RG Daughter’s college graduation day dawned sunny and warm, the first truly perfect Colorado weather day since winter gripped the mountains months and months ago and seemed as if it would never let go. Tulips and lilies bloomed orange and yellow in the downtown parks. Spicy red geraniums and soft pastel petunias spilled out of their planters, trailing from loft apartment balconies. The endless splashes of magnificent color transformed the downtown masonry into a glittering palate any artist would covet.
“So perfect,” I said more to myself than RG Daughter as we walked our dogs around the block.
“Hmm,” she responded more to the cloudless azure sky than to me.
She was nervous. She was excited. She was sad. She was happy.
In mere hours, she would begin her so-called real life and become a grown up, shedding the moniker of student that she’d worn for 20 years since she was a two-year-old in nursery school. Within a day, she would be alone in a new city starting a new job. Starting fresh.
She was terrified.
“I just don’t want to trip and fall,” she said as we walked with her to meet the other hundreds of gathering graduating seniors bedecked in black caps and gowns. “Really, it’s my biggest fear. So that’s why I’m wearing these,” she said, pointing down at her worn flip flops.
“Hey, I’m wearing mine, too,” I laughed, looking down at my Kino “dress” flip flops. “You won’t trip, I promise.” Not on the stage as she walked across to receive her diploma. Not ever. Not this kid.
On this utterly beautiful day–when the clear air and brilliant light offered the chosen speaker the perfect opportunity to send forth the graduating class of 2009 into the beginning of and the rest of their adult lives with hope and promise–I listened, instead, appalled.

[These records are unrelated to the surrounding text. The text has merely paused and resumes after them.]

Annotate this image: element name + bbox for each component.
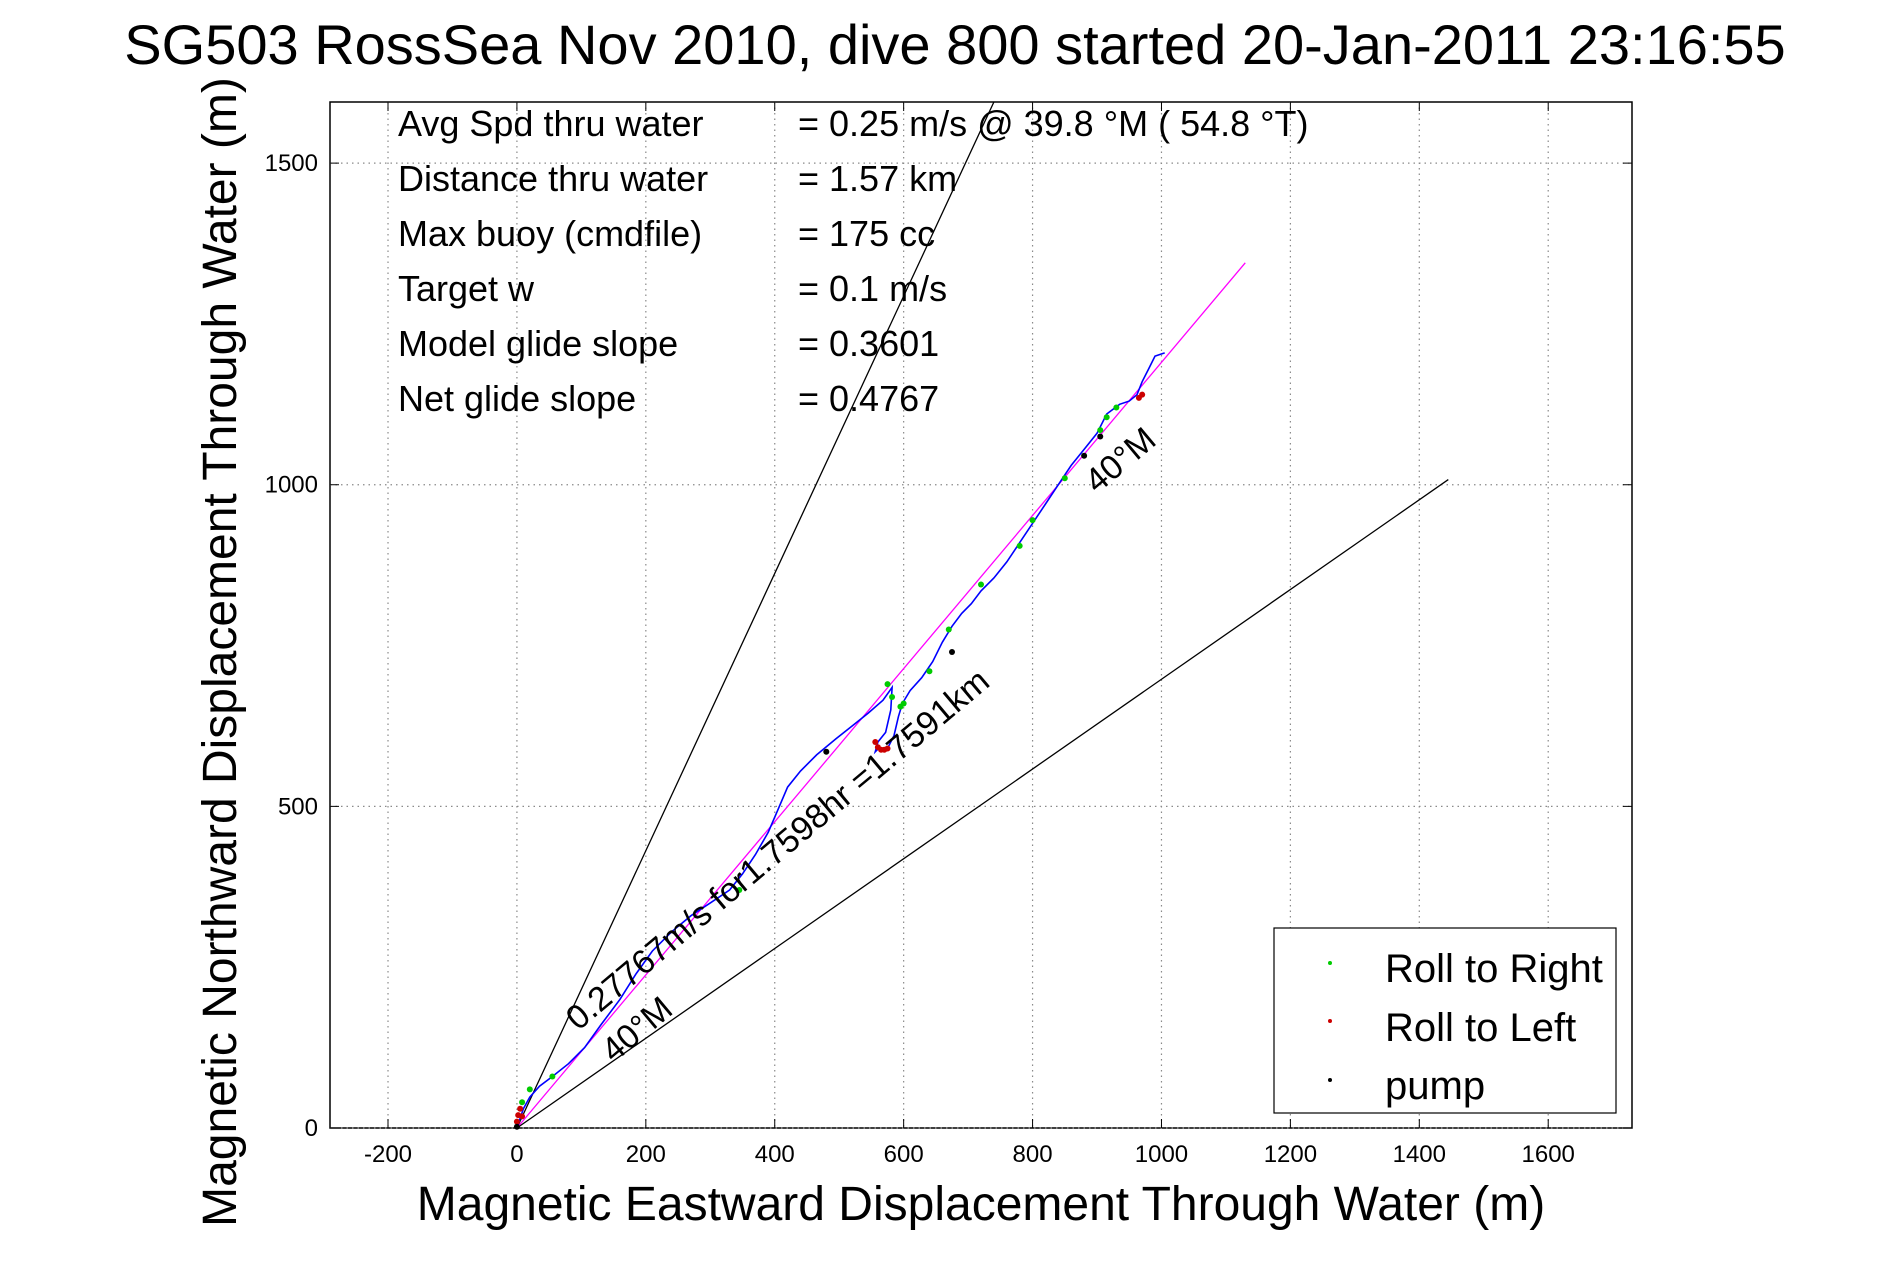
x-tick-label: 1200 xyxy=(1264,1141,1317,1168)
stat-value: = 0.1 m/s xyxy=(798,268,947,309)
marker-0 xyxy=(736,886,743,893)
marker-2 xyxy=(823,748,830,755)
legend-label-pump: pump xyxy=(1385,1064,1485,1108)
marker-2 xyxy=(1081,452,1088,459)
reference-lines xyxy=(516,101,1449,1129)
legend: Roll to Right Roll to Left pump xyxy=(1273,927,1617,1114)
marker-1 xyxy=(1139,391,1146,398)
y-tick-label: 1000 xyxy=(265,472,318,499)
x-axis: -200 0 200 400 600 800 1000 1200 1400 1600 xyxy=(364,102,1575,1168)
x-tick-label: 200 xyxy=(626,1141,666,1168)
reference-line-0 xyxy=(516,101,995,1129)
stats-box: Avg Spd thru water = 0.25 m/s @ 39.8 °M (… xyxy=(398,103,1309,419)
stat-label: Model glide slope xyxy=(398,323,678,364)
y-axis: 0 500 1000 1500 xyxy=(265,150,1632,1142)
grid xyxy=(330,102,1632,1129)
marker-0 xyxy=(1097,427,1104,434)
markers xyxy=(513,391,1146,1130)
x-tick-label: 1400 xyxy=(1393,1141,1446,1168)
stat-value: = 1.57 km xyxy=(798,158,957,199)
marker-1 xyxy=(884,745,891,752)
marker-2 xyxy=(1097,433,1104,440)
stat-value: = 0.4767 xyxy=(798,378,939,419)
marker-0 xyxy=(1016,542,1023,549)
marker-0 xyxy=(1029,517,1036,524)
stat-label: Max buoy (cmdfile) xyxy=(398,213,702,254)
y-tick-label: 1500 xyxy=(265,150,318,177)
x-tick-label: 1600 xyxy=(1522,1141,1575,1168)
marker-1 xyxy=(517,1105,524,1112)
stat-label: Target w xyxy=(398,268,535,309)
marker-2 xyxy=(513,1123,520,1130)
marker-0 xyxy=(549,1073,556,1080)
legend-marker-roll-right xyxy=(1328,961,1332,965)
reference-line-2 xyxy=(516,262,1246,1129)
legend-marker-roll-left xyxy=(1328,1019,1332,1023)
marker-2 xyxy=(948,648,955,655)
marker-1 xyxy=(872,739,879,746)
marker-0 xyxy=(1103,414,1110,421)
legend-marker-pump xyxy=(1328,1078,1332,1082)
reference-line-1 xyxy=(516,479,1449,1129)
marker-0 xyxy=(978,581,984,588)
stat-value: = 175 cc xyxy=(798,213,935,254)
stat-label: Net glide slope xyxy=(398,378,636,419)
y-axis-label: Magnetic Northward Displacement Through … xyxy=(194,77,247,1227)
stat-value: = 0.25 m/s @ 39.8 °M ( 54.8 °T) xyxy=(798,103,1309,144)
marker-0 xyxy=(519,1099,526,1106)
marker-0 xyxy=(945,626,952,633)
marker-0 xyxy=(900,700,907,707)
x-axis-label: Magnetic Eastward Displacement Through W… xyxy=(417,1178,1545,1231)
marker-1 xyxy=(519,1113,526,1120)
y-tick-label: 0 xyxy=(305,1115,318,1142)
x-tick-label: 0 xyxy=(510,1141,523,1168)
y-tick-label: 500 xyxy=(278,793,318,820)
marker-1 xyxy=(513,1118,520,1125)
marker-0 xyxy=(1061,475,1068,482)
x-tick-label: 400 xyxy=(755,1141,795,1168)
x-tick-label: -200 xyxy=(364,1141,412,1168)
stat-label: Avg Spd thru water xyxy=(398,103,704,144)
stat-value: = 0.3601 xyxy=(798,323,939,364)
x-tick-label: 600 xyxy=(884,1141,924,1168)
chart-title: SG503 RossSea Nov 2010, dive 800 started… xyxy=(124,13,1785,76)
x-tick-label: 800 xyxy=(1013,1141,1053,1168)
legend-label-roll-right: Roll to Right xyxy=(1385,947,1603,991)
plot-area: -200 0 200 400 600 800 1000 1200 1400 1600 0 500 10… xyxy=(265,101,1633,1168)
x-tick-label: 1000 xyxy=(1135,1141,1188,1168)
marker-0 xyxy=(889,694,896,701)
marker-0 xyxy=(884,681,891,688)
marker-0 xyxy=(526,1086,533,1093)
marker-0 xyxy=(1113,404,1120,411)
marker-0 xyxy=(926,668,933,675)
stat-label: Distance thru water xyxy=(398,158,708,199)
legend-label-roll-left: Roll to Left xyxy=(1385,1006,1576,1050)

Here was a politician, who admitted he’d landed his various wonderful jobs by being in the right place at the right time–including his current job to which he had been appointed rather than elected–droning on and on about how these smart, savvy young adults were entering the worst job market in decades, and how the previous administration was all to blame for everything that this class would not be able to look forward to, and how we were in a war we should never have fought, and blah, blah, blah.
On this day, on this glorious day, this class of 2009 did not need to hear a series of cut-and-pasted, tired campaign lines about an economic reality they already knew first-hand by virtue of rejection letters and “not hiring” signs. No matter your politics, this was not the day to pummel these open minds with negative blame and predictably partisan talking points. It was, as both liberal and conservative parents and students agreed, one of the worst commencement speeches ever amplified across a college quad.

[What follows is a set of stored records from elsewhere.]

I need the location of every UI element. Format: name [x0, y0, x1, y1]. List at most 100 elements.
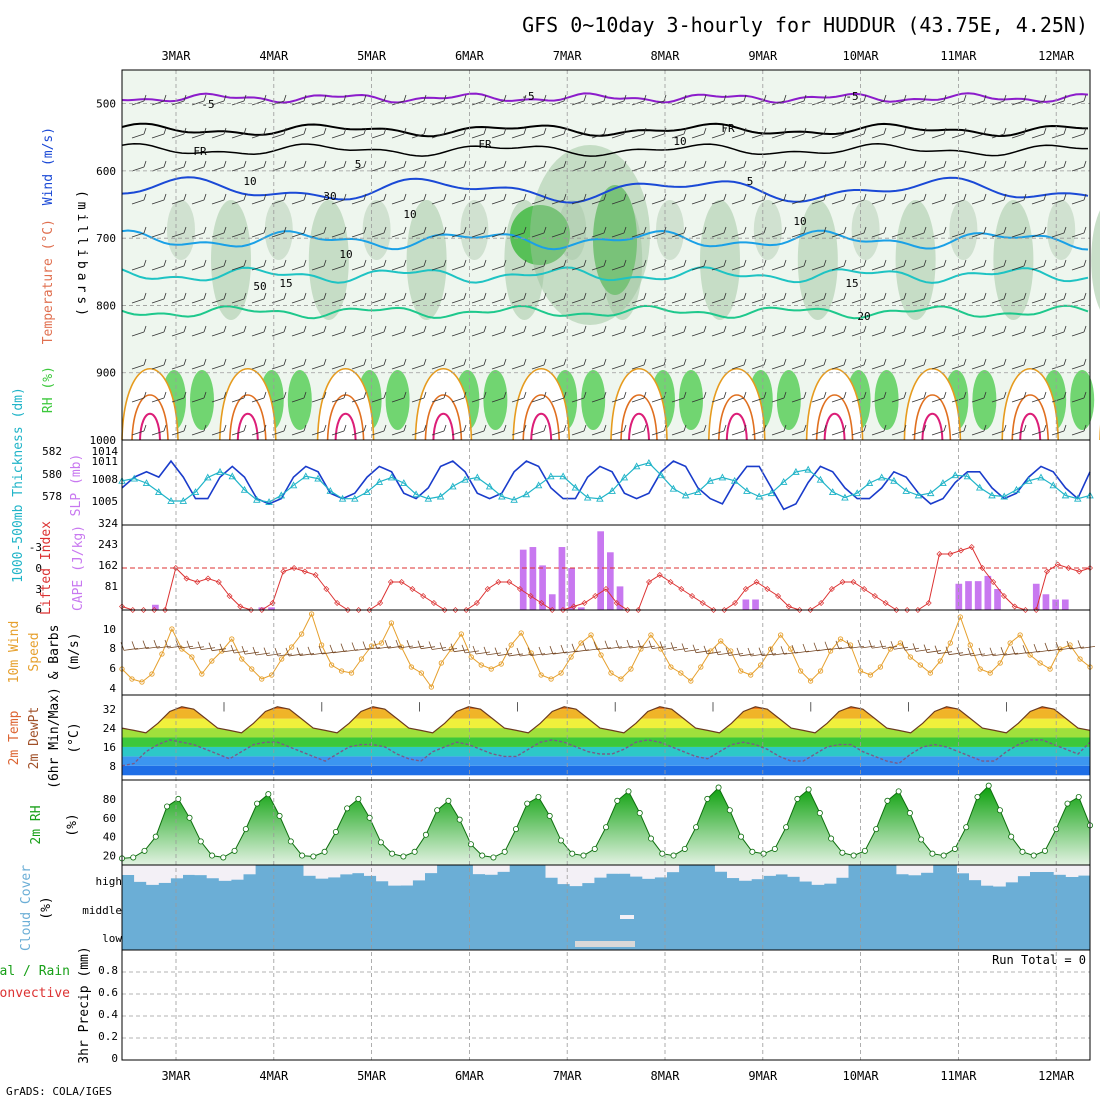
upper-wind-barb-flag: [383, 160, 387, 168]
slp-label: SLP (mb): [69, 454, 84, 517]
rh-marker: [141, 847, 148, 854]
upper-wind-barb: [471, 364, 485, 370]
li-marker: [194, 579, 201, 585]
rh-marker: [197, 838, 204, 845]
precip-units-label: 3hr Precip (mm): [77, 946, 92, 1063]
upper-wind-barb-flag: [563, 160, 567, 168]
date-top-11MAR: 11MAR: [940, 49, 977, 63]
wind-marker: [249, 666, 255, 672]
upper-wind-barb-flag: [243, 358, 247, 366]
upper-wind-barb: [631, 298, 645, 304]
li-marker: [570, 603, 577, 610]
upper-wind-barb-flag: [783, 358, 787, 366]
upper-wind-barb: [1071, 232, 1085, 238]
thickness-marker: [400, 479, 408, 487]
upper-wind-barb: [211, 100, 225, 106]
rh-blob-mid2: [656, 200, 684, 260]
upper-wind-barb: [631, 364, 645, 370]
temp-arc-30: [131, 394, 169, 441]
upper-wind-barb: [931, 364, 945, 370]
upper-wind-barb: [1011, 298, 1025, 304]
li-marker: [613, 600, 620, 606]
upper-wind-barb-flag: [963, 325, 967, 333]
upper-wind-barb-flag: [543, 94, 547, 102]
wind-marker: [318, 642, 325, 648]
wind-barb-flag: [879, 640, 884, 649]
upper-wind-barb: [571, 364, 585, 370]
upper-wind-barb-flag: [343, 292, 347, 300]
upper-wind-barb-flag: [163, 424, 167, 432]
upper-wind-barb: [531, 265, 545, 271]
rh-blob-mid2: [753, 200, 782, 260]
wind-marker: [149, 671, 155, 677]
upper-wind-barb: [671, 232, 685, 238]
rh-marker: [985, 782, 992, 789]
upper-wind-barb: [331, 397, 345, 403]
upper-wind-barb-flag: [203, 193, 207, 201]
rh-marker: [974, 794, 981, 801]
upper-wind-barb: [471, 199, 485, 205]
li-marker: [1011, 603, 1018, 610]
upper-wind-barb-flag: [683, 94, 687, 102]
upper-wind-barb: [671, 331, 685, 337]
upper-wind-barb: [471, 331, 485, 337]
upper-wind-barb-flag: [763, 127, 767, 135]
upper-wind-barb: [831, 133, 845, 139]
cloud-high-gap: [327, 865, 341, 878]
upper-wind-barb-flag: [863, 358, 867, 366]
upper-wind-barb: [671, 166, 685, 172]
upper-wind-barb: [931, 430, 945, 436]
cloud-high-gap: [472, 865, 486, 875]
upper-wind-barb-flag: [623, 358, 627, 366]
upper-wind-barb: [751, 199, 765, 205]
upper-wind-barb-flag: [703, 358, 707, 366]
upper-wind-barb-flag: [703, 193, 707, 201]
upper-wind-barb: [251, 265, 265, 271]
chart-title: GFS 0~10day 3-hourly for HUDDUR (43.75E,…: [522, 13, 1088, 37]
upper-wind-barb: [151, 166, 165, 172]
upper-wind-barb-flag: [543, 127, 547, 135]
cloud-high-gap: [243, 865, 256, 875]
upper-wind-barb-flag: [783, 193, 787, 201]
upper-wind-barb-flag: [243, 292, 247, 300]
upper-wind-barb-flag: [1023, 358, 1027, 366]
thickness-marker: [841, 493, 849, 501]
upper-wind-barb: [811, 133, 825, 139]
upper-wind-barb-flag: [623, 391, 627, 399]
wind-barb-flag: [824, 641, 829, 650]
rh-blob-mid2: [167, 200, 195, 260]
wind10m-label: 10m Wind: [7, 621, 22, 684]
upper-wind-barb: [311, 364, 325, 370]
upper-wind-barb-flag: [283, 94, 287, 102]
temp-line: [121, 706, 1091, 734]
upper-wind-barb-flag: [223, 193, 227, 201]
cloud-high-gap: [1005, 865, 1018, 883]
upper-wind-barb-flag: [1043, 193, 1047, 201]
cape-bar: [548, 594, 556, 610]
rh-blob-mid: [1091, 210, 1100, 310]
thickness-tick-580: 580: [42, 468, 62, 481]
upper-wind-barb-flag: [783, 325, 787, 333]
temp-band: [122, 765, 1090, 776]
wind-barb: [211, 648, 227, 652]
upper-wind-barb-flag: [203, 358, 207, 366]
upper-wind-barb-flag: [303, 127, 307, 135]
upper-wind-barb-flag: [523, 193, 527, 201]
upper-wind-barb-flag: [283, 127, 287, 135]
wind-barb: [376, 646, 392, 650]
upper-wind-barb: [511, 364, 525, 370]
upper-wind-barb: [751, 265, 765, 271]
rh-blob-mid2: [362, 200, 391, 260]
upper-wind-barb: [1071, 133, 1085, 139]
li-marker: [775, 593, 782, 599]
upper-tick-600: 600: [96, 165, 116, 178]
wind-barb-flag: [395, 639, 400, 649]
upper-wind-barb: [351, 364, 365, 370]
thickness-marker: [326, 486, 335, 494]
upper-wind-barb-flag: [403, 160, 407, 168]
upper-wind-barb-flag: [903, 94, 907, 102]
slp-tick-1014: 1014: [92, 445, 119, 458]
upper-wind-barb: [731, 232, 745, 238]
wind-barb: [684, 649, 700, 652]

So, RG Daughter, I’ll make my speech to you short and simple:
Uncertain times offer unparalleled opportunities to be creative and daring. Embrace, rather than curse, these times. You are fortunate to have landed a job that is as fun as it will certainly be challenging. I hope you wake up each morning and always look forward to going to a job that hardly feels like work.

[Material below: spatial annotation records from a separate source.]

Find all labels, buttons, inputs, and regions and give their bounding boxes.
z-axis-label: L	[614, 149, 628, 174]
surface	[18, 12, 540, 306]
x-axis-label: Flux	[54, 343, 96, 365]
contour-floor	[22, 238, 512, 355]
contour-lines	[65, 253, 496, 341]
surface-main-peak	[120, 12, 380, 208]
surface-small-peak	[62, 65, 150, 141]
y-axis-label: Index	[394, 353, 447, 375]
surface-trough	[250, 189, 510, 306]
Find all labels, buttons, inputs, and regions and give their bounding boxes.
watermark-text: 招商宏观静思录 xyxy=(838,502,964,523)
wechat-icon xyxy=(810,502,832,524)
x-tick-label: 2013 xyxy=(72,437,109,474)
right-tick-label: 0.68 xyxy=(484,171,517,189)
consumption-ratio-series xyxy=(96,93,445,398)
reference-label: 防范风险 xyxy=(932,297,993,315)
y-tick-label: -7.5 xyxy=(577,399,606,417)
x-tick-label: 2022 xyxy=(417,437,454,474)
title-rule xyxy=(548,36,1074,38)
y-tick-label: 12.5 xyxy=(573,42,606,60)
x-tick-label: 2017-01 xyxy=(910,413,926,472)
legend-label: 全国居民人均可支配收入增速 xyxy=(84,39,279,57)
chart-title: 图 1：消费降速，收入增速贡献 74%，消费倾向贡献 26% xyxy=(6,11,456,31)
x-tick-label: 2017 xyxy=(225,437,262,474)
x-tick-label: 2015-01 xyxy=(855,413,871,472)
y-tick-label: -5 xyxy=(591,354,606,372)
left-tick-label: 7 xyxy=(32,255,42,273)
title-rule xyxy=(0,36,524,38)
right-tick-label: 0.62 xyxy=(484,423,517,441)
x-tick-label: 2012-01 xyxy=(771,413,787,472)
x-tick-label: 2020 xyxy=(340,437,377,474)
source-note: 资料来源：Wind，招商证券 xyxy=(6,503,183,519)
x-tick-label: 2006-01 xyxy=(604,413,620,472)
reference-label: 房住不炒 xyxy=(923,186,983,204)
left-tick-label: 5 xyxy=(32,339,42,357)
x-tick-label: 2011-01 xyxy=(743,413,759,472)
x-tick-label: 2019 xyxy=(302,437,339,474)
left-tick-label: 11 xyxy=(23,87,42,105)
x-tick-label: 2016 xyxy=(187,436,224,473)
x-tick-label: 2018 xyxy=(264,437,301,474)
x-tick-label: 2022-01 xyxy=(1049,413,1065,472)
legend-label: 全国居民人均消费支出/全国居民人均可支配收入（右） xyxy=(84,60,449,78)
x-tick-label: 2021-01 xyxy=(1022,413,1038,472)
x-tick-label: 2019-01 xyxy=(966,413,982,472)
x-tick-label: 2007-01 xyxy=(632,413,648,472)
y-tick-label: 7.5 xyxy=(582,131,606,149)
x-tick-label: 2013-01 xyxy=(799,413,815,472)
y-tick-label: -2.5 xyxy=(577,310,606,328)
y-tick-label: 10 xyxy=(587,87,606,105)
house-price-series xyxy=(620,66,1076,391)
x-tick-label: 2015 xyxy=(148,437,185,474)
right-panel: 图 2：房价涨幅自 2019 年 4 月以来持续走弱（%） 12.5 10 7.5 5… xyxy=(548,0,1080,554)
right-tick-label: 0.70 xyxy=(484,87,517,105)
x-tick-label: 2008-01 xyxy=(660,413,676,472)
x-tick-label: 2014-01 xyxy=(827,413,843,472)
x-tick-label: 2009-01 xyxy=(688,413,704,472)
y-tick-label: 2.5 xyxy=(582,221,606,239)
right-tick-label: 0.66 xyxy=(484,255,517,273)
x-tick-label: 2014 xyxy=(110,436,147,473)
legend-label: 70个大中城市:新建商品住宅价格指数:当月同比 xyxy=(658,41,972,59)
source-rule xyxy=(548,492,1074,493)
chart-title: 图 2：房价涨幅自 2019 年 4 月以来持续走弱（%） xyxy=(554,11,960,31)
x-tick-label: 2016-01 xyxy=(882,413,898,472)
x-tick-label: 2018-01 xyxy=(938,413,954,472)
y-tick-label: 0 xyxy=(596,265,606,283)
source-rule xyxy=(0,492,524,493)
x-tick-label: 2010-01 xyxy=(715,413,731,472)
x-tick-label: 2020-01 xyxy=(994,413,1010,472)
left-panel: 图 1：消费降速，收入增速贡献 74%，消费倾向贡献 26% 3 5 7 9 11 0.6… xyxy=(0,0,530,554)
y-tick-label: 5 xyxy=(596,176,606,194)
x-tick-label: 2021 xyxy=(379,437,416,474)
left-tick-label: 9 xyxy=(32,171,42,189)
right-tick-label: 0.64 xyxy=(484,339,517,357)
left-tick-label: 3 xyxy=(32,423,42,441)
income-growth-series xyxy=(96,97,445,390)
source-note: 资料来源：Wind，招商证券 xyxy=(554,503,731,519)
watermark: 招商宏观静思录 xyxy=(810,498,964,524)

Listen hard to your gut, to that inner voice that always tells you the truth as it steers you toward promise and away from trouble. Listen, especially, when this voice tells you exactly what you don’t want to hear.
Everything is possible and everything is ahead of you. No really, everything: the jobs that you will love, the jobs that you will despise; the relationships that will fizzle, the one that will last; the life you can’t imagine living five years from today, the life you live today that is a gift to be celebrated every single day.
Stay creative, stay curious, stay engaged. If you can manage that, you may just find that being a grown-up allows the best days of your life to continue forever.
Know that even if the unlikely should happen and you do trip and fall, I will always be there beside you to help you stand up again. But if the past is a predictor of the future, you will do so all on your own.
I love you, RG Daughter, my best baby girl.
Comments
5 responses to “2009 Class Notes”
Hi RG, my daughter gradusted on Monday. I hope you don’t mind if I cut and paste your speech to your daughter and send it to my own. The coincidence is that I usually refer to my daughter as ‘my best baby girl’.
Well said RG! Congrats to both you and your daughter as she begins this new phase of her life. Take pride in knowing that you have raised a wonderful, intelligent woman and that you have more than prepared her for whatever comes next.
Hi RG… that was beautiful.
My “first” best baby girl graduated four years ago, double degree in Archeology and Art History. She’s been out there living that life, some dead ends …lots of good, exciting internships. Right this minute she’s playing in the water in Baja, celebrating the end of one internship and the beginning of another.
Sorry you guys had such a negative speaker. My second “best baby girl” now ends her second year in high school while California is projecting massive cuts in education. Your replacement speech perked me up …I’ve got to think positive and live those words myself …and keep saying such things to my daughters.
take care,
L.
Sounds pretty good, you should have been up there.